Mike Coupe arrived at the top of Sainsbury last year as it faced falling sales and a rapacious price war triggered by Aldi and Lidl. But, according to an Egyptian court, in his second week in the job, he sneaked into Egypt to fraudulently seize some cheques from a local joint-venture partner that had gone bust many years before. In his absence, he was sentenced to two years in an Egyptian jail for “breaching trust”.

Details of the trial emerged as it transpired that Mr Coupe had spent last weekend in Giza appealing against the verdict.

He has a pretty solid alibi. He had rather more pressing corporate matters on his mind at the time, and on the day he was supposedly in the land of the Pharaohs grasping for the cheques, he was actually at Sainsbury’s HQ in London, meeting a journalist, his team of buyers and other executives.

But he didn’t get the chance to tell the judge that, because the Egyptian judiciary didn’t tell him that he was being tried. In fact, Sainsbury’s only learned of his trial and sentencing in December.

According to Amnesty International, Egypt’s justice system has a reputation for locking up Western journalists, sentencing children to death and, as in Mr Coupe’s case, trying people without their knowledge.

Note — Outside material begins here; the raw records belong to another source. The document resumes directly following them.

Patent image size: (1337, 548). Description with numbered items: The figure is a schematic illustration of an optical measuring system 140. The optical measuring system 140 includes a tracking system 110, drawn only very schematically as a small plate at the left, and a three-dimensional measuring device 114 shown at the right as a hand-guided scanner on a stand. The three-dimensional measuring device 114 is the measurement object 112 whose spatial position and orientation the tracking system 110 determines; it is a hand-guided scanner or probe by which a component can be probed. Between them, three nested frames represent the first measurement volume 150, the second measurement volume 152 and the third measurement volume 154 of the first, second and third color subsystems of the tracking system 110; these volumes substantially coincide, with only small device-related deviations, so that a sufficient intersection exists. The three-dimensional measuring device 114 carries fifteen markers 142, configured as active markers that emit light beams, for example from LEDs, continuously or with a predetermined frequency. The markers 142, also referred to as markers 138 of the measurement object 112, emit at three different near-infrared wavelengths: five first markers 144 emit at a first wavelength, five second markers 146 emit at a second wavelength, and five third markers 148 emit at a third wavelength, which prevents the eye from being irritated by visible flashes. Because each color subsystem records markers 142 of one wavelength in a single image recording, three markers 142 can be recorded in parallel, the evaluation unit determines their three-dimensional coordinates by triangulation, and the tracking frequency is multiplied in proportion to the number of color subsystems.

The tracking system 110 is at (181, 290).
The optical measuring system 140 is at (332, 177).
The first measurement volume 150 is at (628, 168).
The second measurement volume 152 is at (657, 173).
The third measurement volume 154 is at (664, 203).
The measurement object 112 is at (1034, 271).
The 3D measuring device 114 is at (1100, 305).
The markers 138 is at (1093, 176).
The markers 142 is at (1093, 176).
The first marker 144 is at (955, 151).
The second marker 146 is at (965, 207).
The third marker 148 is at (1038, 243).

Despite that, Mr Coupe, a security detail and his legal team voluntarily travelled there last weekend. They were aided by British embassy officials, who are apparently furious at how such a bastion of the English establishment has been treated.

When asked why Sainsbury’s took the risk of sending its boss to a lawless country where he had been wrongly sentenced to jail, the company said it wanted to avoid him being extradited or put on the Interpol list. Not many countries these days have bilateral extradition treaties with Egypt – Syria, Palestine and Poland are among them – but being on an Interpol alert can cause problems at many passport control points.

In the event, his personal appearance paid off. It meant the appeal process has formally begun and he can now come and go as he pleases until it has run its course. A further hearing could take place this weekend, but the court process is extremely unpredictable.

The whole trial was instigated by Sainsbury’s bankrupt former business partner in the country, who has been launching attacks on the company ever since his firm went bust. Under Egyptian law, corporations cannot be tried, hence the prosecution of Mr Coupe in person.

Sainsbury’s hopes to prevail in the appeal process.